One caveat regarding the interpretation of the present study should be noted. Although one previous study found that motor vehicle accidents were associated with lower ratings of dementia patients’ driving ability by caregivers,[18] Hunt et al.[28] found, that self-report was unreliable and family assessments were equivocal in predicting driving performance on a road test. Due to variations in familiarity and complexity of driving environments for different drivers, the use of a standardized road test may produce more valid estimates of driving ability among those with dementia. Thus, the reliance on caregiver reports of driving ability may have weakened the significance of our findings if indeed their assessments were partially inaccurate.

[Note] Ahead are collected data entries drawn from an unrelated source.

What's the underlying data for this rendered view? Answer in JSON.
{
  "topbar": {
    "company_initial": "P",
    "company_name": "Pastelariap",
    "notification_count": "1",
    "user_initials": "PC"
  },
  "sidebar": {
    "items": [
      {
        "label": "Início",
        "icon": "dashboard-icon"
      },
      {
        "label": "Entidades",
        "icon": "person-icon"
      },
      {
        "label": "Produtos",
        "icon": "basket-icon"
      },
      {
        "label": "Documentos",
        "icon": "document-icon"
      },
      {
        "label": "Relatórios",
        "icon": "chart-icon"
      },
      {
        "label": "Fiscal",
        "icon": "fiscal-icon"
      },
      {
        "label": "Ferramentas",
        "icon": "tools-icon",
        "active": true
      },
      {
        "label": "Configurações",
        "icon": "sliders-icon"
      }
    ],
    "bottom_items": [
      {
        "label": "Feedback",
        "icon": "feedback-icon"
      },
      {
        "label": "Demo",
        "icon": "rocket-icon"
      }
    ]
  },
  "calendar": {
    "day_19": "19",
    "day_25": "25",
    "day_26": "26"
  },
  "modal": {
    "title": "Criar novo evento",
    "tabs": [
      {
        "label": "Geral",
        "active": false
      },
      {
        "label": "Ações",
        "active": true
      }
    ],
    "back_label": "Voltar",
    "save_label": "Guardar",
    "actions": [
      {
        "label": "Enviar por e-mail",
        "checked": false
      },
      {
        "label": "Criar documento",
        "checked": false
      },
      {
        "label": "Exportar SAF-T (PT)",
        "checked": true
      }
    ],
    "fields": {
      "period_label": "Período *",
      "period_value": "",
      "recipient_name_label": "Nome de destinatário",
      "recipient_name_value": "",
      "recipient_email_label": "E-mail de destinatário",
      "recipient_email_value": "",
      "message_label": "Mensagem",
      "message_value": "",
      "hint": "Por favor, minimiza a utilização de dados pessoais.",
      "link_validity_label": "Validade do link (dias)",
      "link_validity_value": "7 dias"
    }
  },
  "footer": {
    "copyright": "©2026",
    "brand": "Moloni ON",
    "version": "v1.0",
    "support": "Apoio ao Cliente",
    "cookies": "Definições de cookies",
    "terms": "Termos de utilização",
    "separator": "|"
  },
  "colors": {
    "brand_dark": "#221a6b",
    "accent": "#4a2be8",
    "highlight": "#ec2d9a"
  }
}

In summary, the results of the present study indicate that severity of driving impairment in patients with AD is related to regional changes in cortical function. The contribution of such regional changes to driving impairment should be considered in future investigations of driving and dementia and in the development of screening examinations for driving impairment among this population. Our investigation provides a neurophysiological basis for previous observations demonstrating a relationship between driving impairment and visuoperceptual dysfunction.